Ces chiffres sont d’autant plus honteux pour les États-Unis que les dépenses sociales y sont proportionnellement plus élevées: 16,5% du PIB, contre 10 à 15% dans les pays ayant un niveau de développement comparable.
Autre statistique que brandit l’anthropologue: celle de la population carcérale, qui bat tous les records en Amérique.
Une situation, là encore inverse à la tendance en Russie, où le nombre de personnes incarcérées a été divisé par deux en vingt ans.
«En 2016, nous avons 655 incarcérés pour 100.000 habitants aux États-Unis et 328 seulement en Russie. C’est le taux le plus élevé du monde, ce n’est pas une société normale!», juge Emmanuel Todd.
Comment on a pu aboutir à une telle situation ? Toujours selon l’auteur de La chute finale, « si le système politique soviétique s’est effondré, contrairement à celui des États-Unis, la concurrence idéologique communiste a en revanche fait imploser le système social américain ».
«Il faut être capable de voir que le système social américain n’est plus le même. Cette transformation n’a pas été aussi violente que l’implosion du communisme, qui a créé des niveaux de souffrance instantanée beaucoup plus élevés. Mais quand même, obtenir dans le pays qui à la fin des années 1920 pesait 44,8% de la production industrielle mondiale une mortalité infantile absolument minable, une baisse de l’espérance de vie, c’est bien qu’il y a eu destruction de quelque chose.»
«C’est le paradoxe ultime du communisme russe, qui a été quand même assez dur pour les Russes eux-mêmes […] Le moment de la concurrence russe a été le plus beau moment de l’histoire américaine.
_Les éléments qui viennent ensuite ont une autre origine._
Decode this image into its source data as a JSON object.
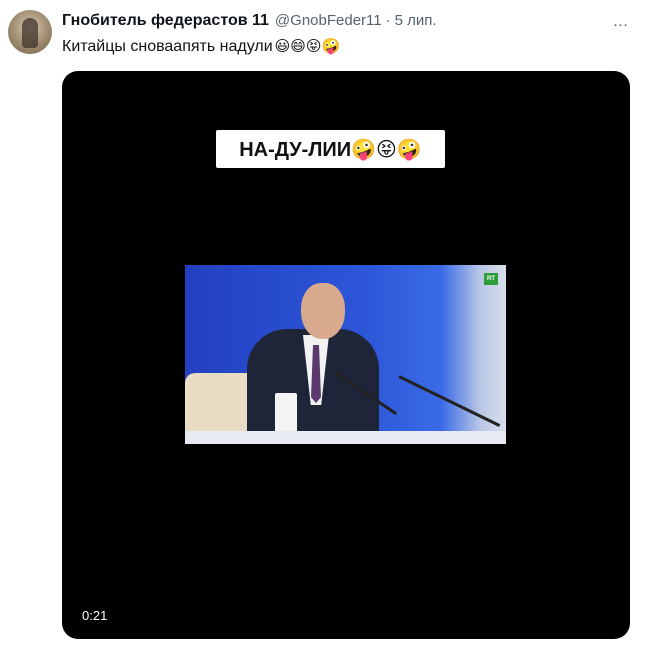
{
  "tweet": {
    "author_name": "Гнобитель федерастов 11",
    "handle": "@GnobFeder11",
    "separator": "·",
    "date": "5 лип.",
    "more_icon": "…",
    "text": "Китайцы сноваапять надули",
    "text_emojis": "😃😄😝🤪"
  },
  "video": {
    "caption": "НА-ДУ-ЛИИ🤪😝🤪",
    "channel_logo": "RT",
    "duration": "0:21"
  }
}
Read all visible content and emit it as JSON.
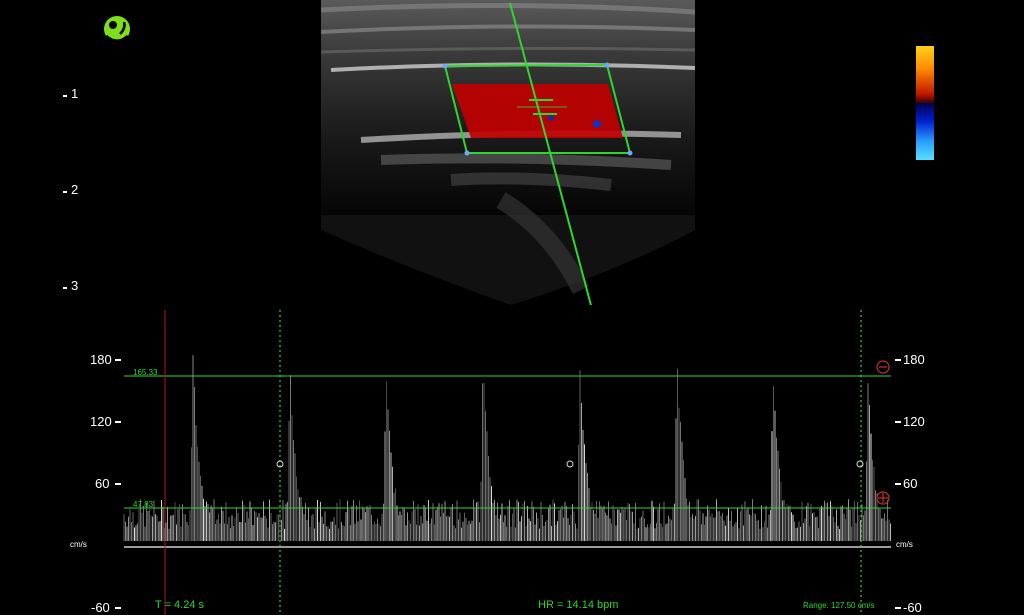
{
  "depth_scale": {
    "labels": [
      "1",
      "2",
      "3"
    ]
  },
  "doppler": {
    "left_axis": [
      "180",
      "120",
      "60",
      "-60"
    ],
    "right_axis": [
      "180",
      "120",
      "60",
      "-60"
    ],
    "unit_left": "cm/s",
    "unit_right": "cm/s",
    "upper_cursor_value": "165.33",
    "lower_cursor_value": "47.83",
    "time": "T = 4.24 s",
    "heart_rate": "HR = 14.14 bpm",
    "range": "Range: 127.50 cm/s",
    "peak_count": 8
  },
  "colors": {
    "accent": "#2fd62f",
    "time_marker": "#b01818",
    "flow_box_fill": "#c00000",
    "logo": "#7de01a"
  },
  "icons": {
    "logo": "probe-logo-icon",
    "upper_cursor": "minus-circle-icon",
    "lower_cursor": "crosshair-circle-icon"
  }
}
La puissance russe a été associée à un grand moment de bien-être dans la vie des États-Unis, avec une classe ouvrière prospère », détaille l’anthropologue.
«L’Amérique est poussée au-delà d’elle-même […] Tout cela va mener à la révolution néolibérale et à un tout autre système», développe Emmanuel Todd. C’est cet avènement du néolibéralisme, «dont on commence à se rendre compte qu’il a détruit le tissu social américain», qui aurait ainsi entériné l’»implosion» du système social américain.
«Les Russes ont gagné: la démocratie américaine a été détruite, en grande partie par la concurrence du communisme», conclut l’anthropologue, qui conçoit que cette «idée» soit en Occident «difficile à accepter», dans la mesure où le système politique ne s’est pas effondré comme à l’Est.